At this point it will be apparent the hinge pin remover 10 of this invention may be safely and effectively used to remove a hinge pin without damage to associated woodwork and hardware caused by tool slippage and the like. This desirable result is achieved in part by the positive manner in which the tool contacts the hinge pin 15 and hinge 16. In this regard it should be noted in FIGS. 5 & 6 that the notch 12b of the head 12 and the notch 14c of the base 14 are contoured to matingly receive respectively the shank 15b of the pin 15 and the hinge 16. Of course it is not necessary for notches 12b and 14c to be contoured identically complementary to the corresponding hinge parts. It is only necessary the notches be so formed to engage the hinge parts at least at two points. In other words, the notches 12b and 14c may be V-shaped for example and could engage each of the pin shank 15b and hinge 16 at two different points on the surface thereof in order to provide the necessary stability for the tool 10 in application.
From the foregoing it will be seen that this invention is one well adapted to attain all ends and objects hereinabove set forth together with the other advantages which are obvious and which are inherent to the structure.
It will be understood that certain features and subcombinations are of utility and may be employed without reference to other features and subcombinations. This is contemplated by and is within the scope of the claims.
Since many possible embodiments may be made of the invention without departing from the scope thereof, it is to be understood that all matter herein set forth or shown in the accompanying drawings is to be interpreted as illustrative and not in a limiting sense.

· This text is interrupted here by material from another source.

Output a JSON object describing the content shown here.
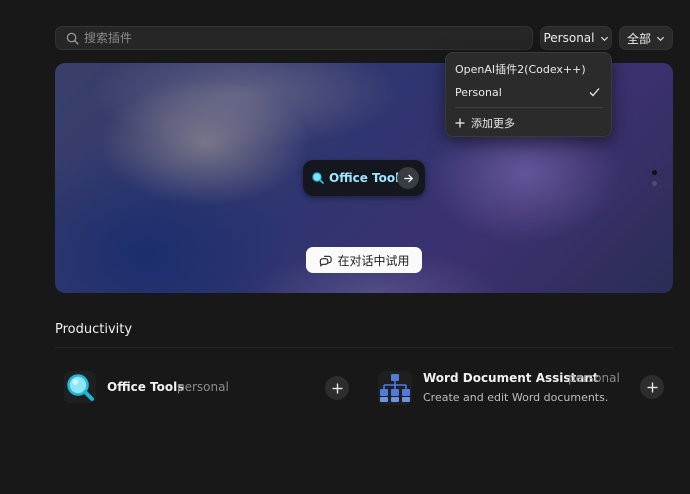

1. A tool for removing from a hinge a hinge pin having a bulbous head and a shank portion of fixed length, said tool comprising:
- a shank;
- a bifurcated wedge secured to the upper end of the shank for placement between the hinge and the bulbous head of the hinge pin and for engagement with the undersurface of the bulbous head of the hinge pin;
- a first striker plate substantially parallel to the shank and adapted to receive impacts to force the wedge between the hinge pin and the undersurface of the hinge pin head;
- a support foot secured to the shank a distance from the wedge less than the length of the shank portion of the hinge pin and aligned on the shank beneath the wedge, said support foot including a hinge receiving notch adapted to engage the hinge at least at two different points when the wedge is disposed between the hinge and the hinge pin head;
- a second striker plate substantially perpendicular to the shank and adapted to receive impacts to force the pin from the hinge when the wedge contacts the undersurface of the hinge pin head.
2. The tool as in claim 1 wherein said bifurcated wedge includes an upper surface, a lower surface substantially parallel to said upper surface, and a tapered end surface tapering from said lower surface of the wedge to said upper surface thereof.
3. The tool as in claim 1 wherein said wedge includes a notch in the end thereof to receive the shank portion of the hinge pin and to engage the shank portion at least at two different points.
4. The tool as in claim 1 wherein said first striker plate is integrally joined with said bifurcated wedge and is arranged on the shank opposite the bifurcated wedge.